Lipstick creator mixes passion for cosmetics, chemistry

Karoline Wells hands out lipstick samples

Karoline Wells (center) hands out lipstick samples at a Women in Science and Engineering event. Photo: Veronica Arreola

By Humaa Siddiqi

Did you know lipstick can be vegan?

Well, that’s exactly what Karoline Wells achieved in her own cosmetics line, The Elixery.

The formulation-chemist-turned-cosmetics-creator, discussed her company Nov. 16 at a talk presented by the Women in Science and Engineering program at the Latino Cultural Center.

Her cosmetics are made from scratch, specifically formulated and hand-poured in her own small laboratory. Wells aims to create a brand as ethical as possible — all products are free from animal testing.

“When you see cruelty-free on a label, it doesn’t really mean much,” Wells said. “There is no regulation on the term. Most [brands] don’t test their products on animals, but the ingredients are tested on animals – and that’s the trick.

“We make sure our ingredients are animal-free. We make sure they have a proven track record and are known to be safe.”

As a child, her grandmother taught her how to make soap and how to identify herbs, spurring her love of science.

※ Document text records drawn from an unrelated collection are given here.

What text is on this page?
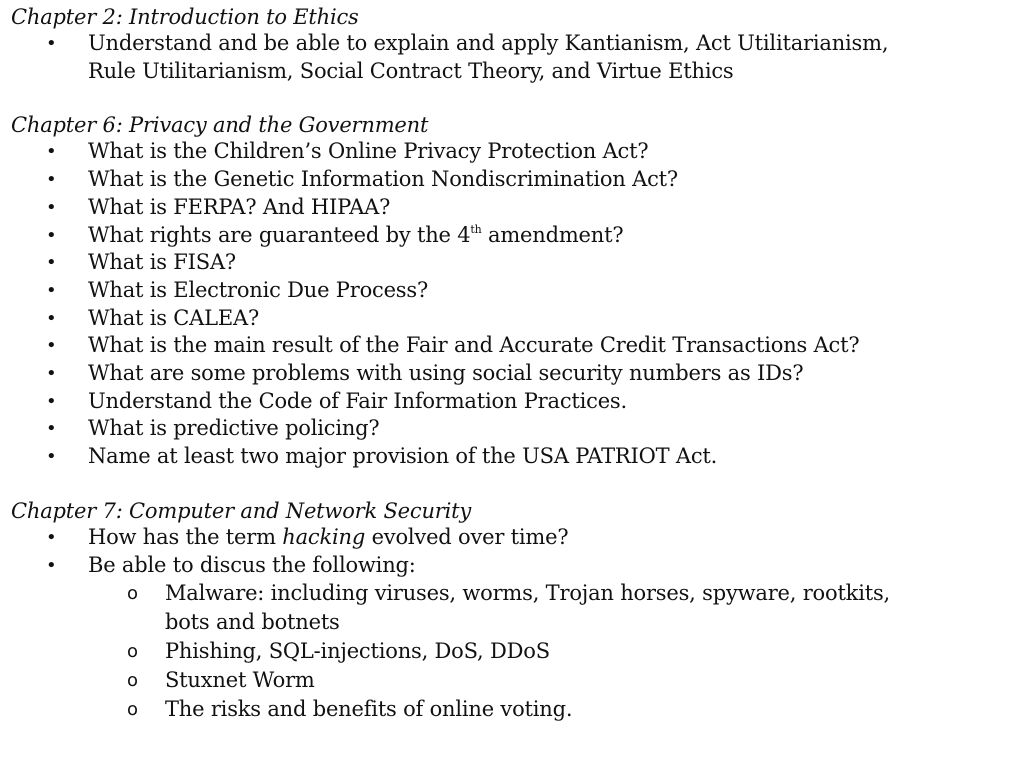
Chapter 2: Introduction to Ethics

• Understand and be able to explain and apply Kantianism, Act Utilitarianism, Rule Utilitarianism, Social Contract Theory, and Virtue Ethics

Chapter 6: Privacy and the Government

• What is the Children’s Online Privacy Protection Act?
• What is the Genetic Information Nondiscrimination Act?
• What is FERPA? And HIPAA?
• What rights are guaranteed by the 4th amendment?
• What is FISA?
• What is Electronic Due Process?
• What is CALEA?
• What is the main result of the Fair and Accurate Credit Transactions Act?
• What are some problems with using social security numbers as IDs?
• Understand the Code of Fair Information Practices.
• What is predictive policing?
• Name at least two major provision of the USA PATRIOT Act.

Chapter 7: Computer and Network Security

• How has the term hacking evolved over time?
• Be able to discus the following:
o Malware: including viruses, worms, Trojan horses, spyware, rootkits, bots and botnets
o Phishing, SQL-injections, DoS, DDoS
o Stuxnet Worm
o The risks and benefits of online voting.
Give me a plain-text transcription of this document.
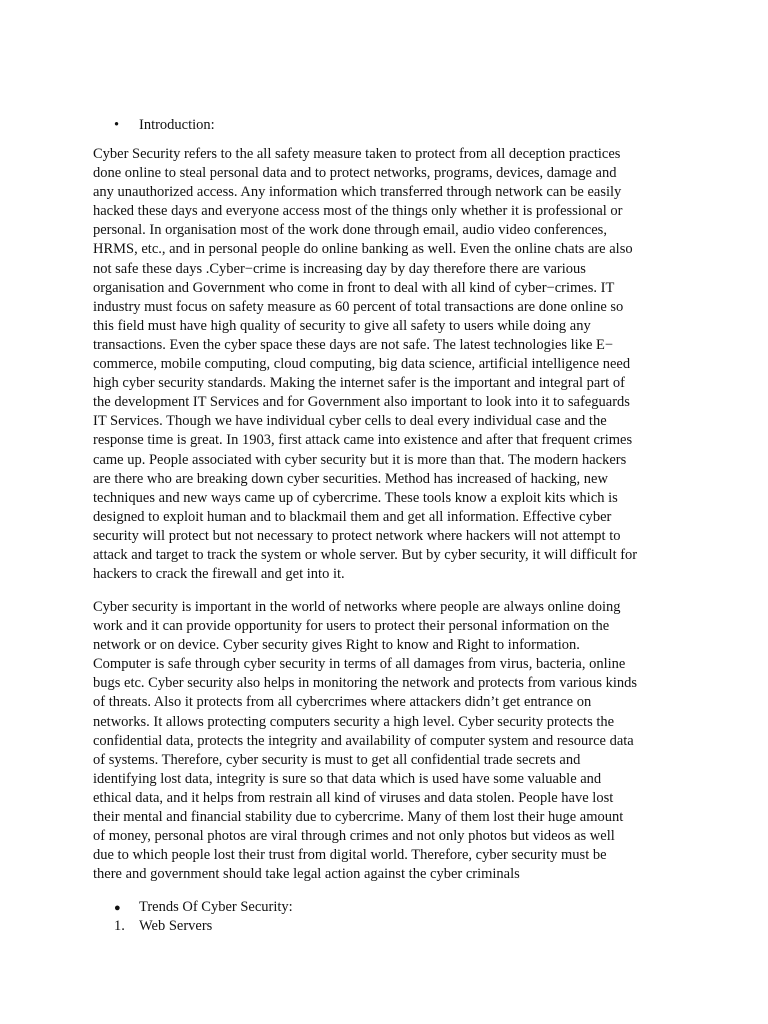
• Introduction:
Cyber Security refers to the all safety measure taken to protect from all deception practices
done online to steal personal data and to protect networks, programs, devices, damage and
any unauthorized access. Any information which transferred through network can be easily
hacked these days and everyone access most of the things only whether it is professional or
personal. In organisation most of the work done through email, audio video conferences,
HRMS, etc., and in personal people do online banking as well. Even the online chats are also
not safe these days .Cyber−crime is increasing day by day therefore there are various
organisation and Government who come in front to deal with all kind of cyber−crimes. IT
industry must focus on safety measure as 60 percent of total transactions are done online so
this field must have high quality of security to give all safety to users while doing any
transactions. Even the cyber space these days are not safe. The latest technologies like E−
commerce, mobile computing, cloud computing, big data science, artificial intelligence need
high cyber security standards. Making the internet safer is the important and integral part of
the development IT Services and for Government also important to look into it to safeguards
IT Services. Though we have individual cyber cells to deal every individual case and the
response time is great. In 1903, first attack came into existence and after that frequent crimes
came up. People associated with cyber security but it is more than that. The modern hackers
are there who are breaking down cyber securities. Method has increased of hacking, new
techniques and new ways came up of cybercrime. These tools know a exploit kits which is
designed to exploit human and to blackmail them and get all information. Effective cyber
security will protect but not necessary to protect network where hackers will not attempt to
attack and target to track the system or whole server. But by cyber security, it will difficult for
hackers to crack the firewall and get into it.
Cyber security is important in the world of networks where people are always online doing
work and it can provide opportunity for users to protect their personal information on the
network or on device. Cyber security gives Right to know and Right to information.
Computer is safe through cyber security in terms of all damages from virus, bacteria, online
bugs etc. Cyber security also helps in monitoring the network and protects from various kinds
of threats. Also it protects from all cybercrimes where attackers didn’t get entrance on
networks. It allows protecting computers security a high level. Cyber security protects the
confidential data, protects the integrity and availability of computer system and resource data
of systems. Therefore, cyber security is must to get all confidential trade secrets and
identifying lost data, integrity is sure so that data which is used have some valuable and
ethical data, and it helps from restrain all kind of viruses and data stolen. People have lost
their mental and financial stability due to cybercrime. Many of them lost their huge amount
of money, personal photos are viral through crimes and not only photos but videos as well
due to which people lost their trust from digital world. Therefore, cyber security must be
there and government should take legal action against the cyber criminals
● Trends Of Cyber Security:
1. Web Servers
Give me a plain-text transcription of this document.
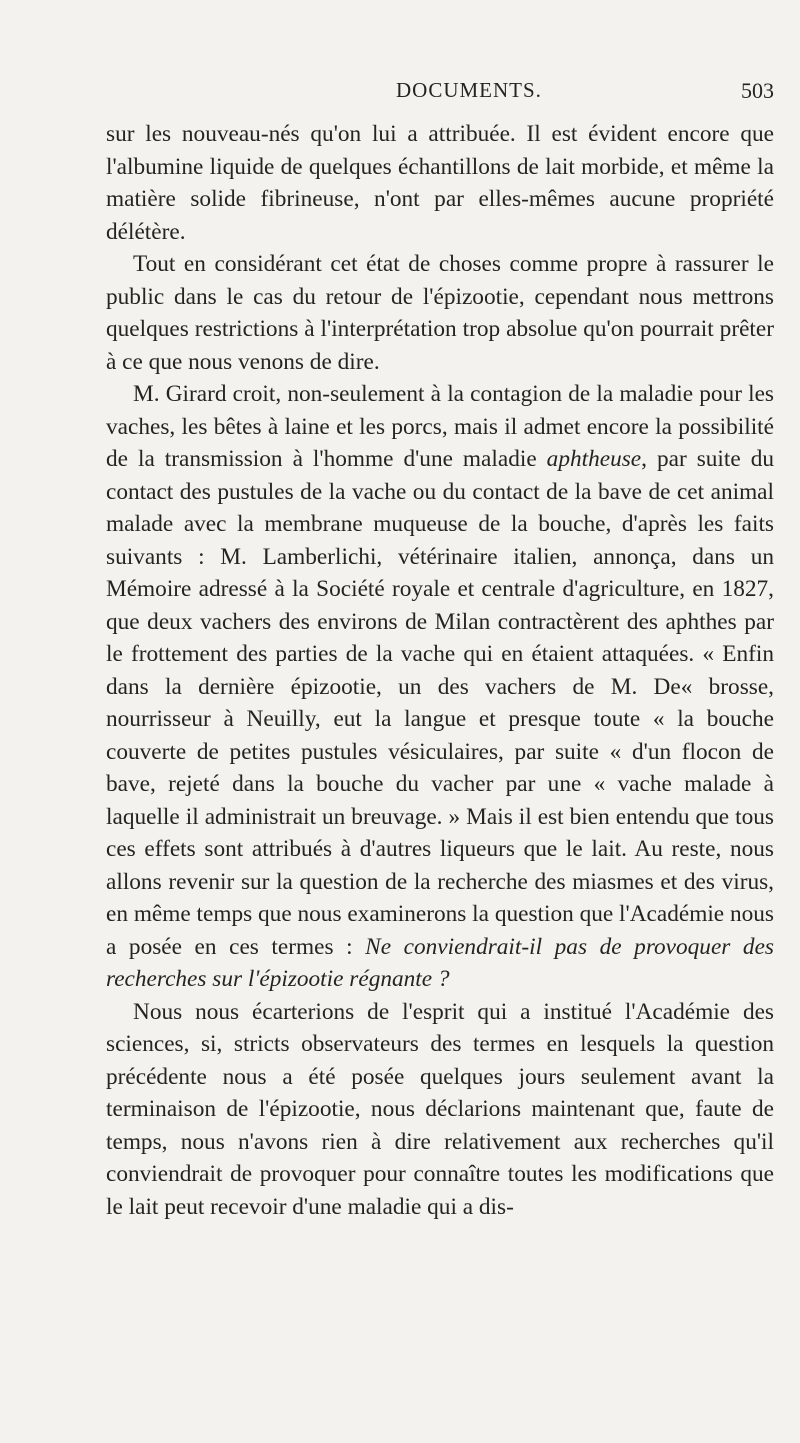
DOCUMENTS.	503

sur les nouveau-nés qu'on lui a attribuée. Il est évident encore que l'albumine liquide de quelques échantillons de lait morbide, et même la matière solide fibrineuse, n'ont par elles-mêmes aucune propriété délétère.

Tout en considérant cet état de choses comme propre à rassurer le public dans le cas du retour de l'épizootie, cependant nous mettrons quelques restrictions à l'interprétation trop absolue qu'on pourrait prêter à ce que nous venons de dire.

M. Girard croit, non-seulement à la contagion de la maladie pour les vaches, les bêtes à laine et les porcs, mais il admet encore la possibilité de la transmission à l'homme d'une maladie aphtheuse, par suite du contact des pustules de la vache ou du contact de la bave de cet animal malade avec la membrane muqueuse de la bouche, d'après les faits suivants : M. Lamberlichi, vétérinaire italien, annonça, dans un Mémoire adressé à la Société royale et centrale d'agriculture, en 1827, que deux vachers des environs de Milan contractèrent des aphthes par le frottement des parties de la vache qui en étaient attaquées. « Enfin dans la dernière épizootie, un des vachers de M. De« brosse, nourrisseur à Neuilly, eut la langue et presque toute « la bouche couverte de petites pustules vésiculaires, par suite « d'un flocon de bave, rejeté dans la bouche du vacher par une « vache malade à laquelle il administrait un breuvage. » Mais il est bien entendu que tous ces effets sont attribués à d'autres liqueurs que le lait. Au reste, nous allons revenir sur la question de la recherche des miasmes et des virus, en même temps que nous examinerons la question que l'Académie nous a posée en ces termes : Ne conviendrait-il pas de provoquer des recherches sur l'épizootie régnante ?

Nous nous écarterions de l'esprit qui a institué l'Académie des sciences, si, stricts observateurs des termes en lesquels la question précédente nous a été posée quelques jours seulement avant la terminaison de l'épizootie, nous déclarions maintenant que, faute de temps, nous n'avons rien à dire relativement aux recherches qu'il conviendrait de provoquer pour connaître toutes les modifications que le lait peut recevoir d'une maladie qui a dis-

She attended St. Catherine University with a major in microbiology.

“As a microbiologist, I was never satisfied with what I was doing,” she said. “I’ve always been a label reader and I’ve always wanted to know what the pieces of my shampoo bottle were and what it does.”

In 2009, Wells found her own laboratory space and created fragrances and soaps, but lipsticks were her goal.

From the formulation of one lipstick to color matching, it’s not an easy creation.

“A lot of the pieces I had to learn were from other industries.” Wells said. “I had to study all these types of physics behind paint and figure out the science behind what I was doing.”

Apart from pursuing her true interests, Wells faced criticism for pursuing a career in the cosmetics industry.

“I’ve always been a feminist,” Wells said. “The cosmetics industry has a lot of criticism for objectifying women. But historically, it has been one of the few industries where women have been able to be scientists, entrepreneurs, and create their own companies.

“I don’t believe women wear makeup for men, but for themselves.”

Since 2009, her lipsticks have become award-winning and and she recently launched a celebrity line with hip-hop musician Dessa.

Wells plans to expand her company beyond lipstick.

“My goals were to make a product with my own original formula with high quality,” said Wells. “My larger goal is to build a manufacturing facility and create jobs making that product in this country.”

• Humaa Siddiqi is a freshman in political science.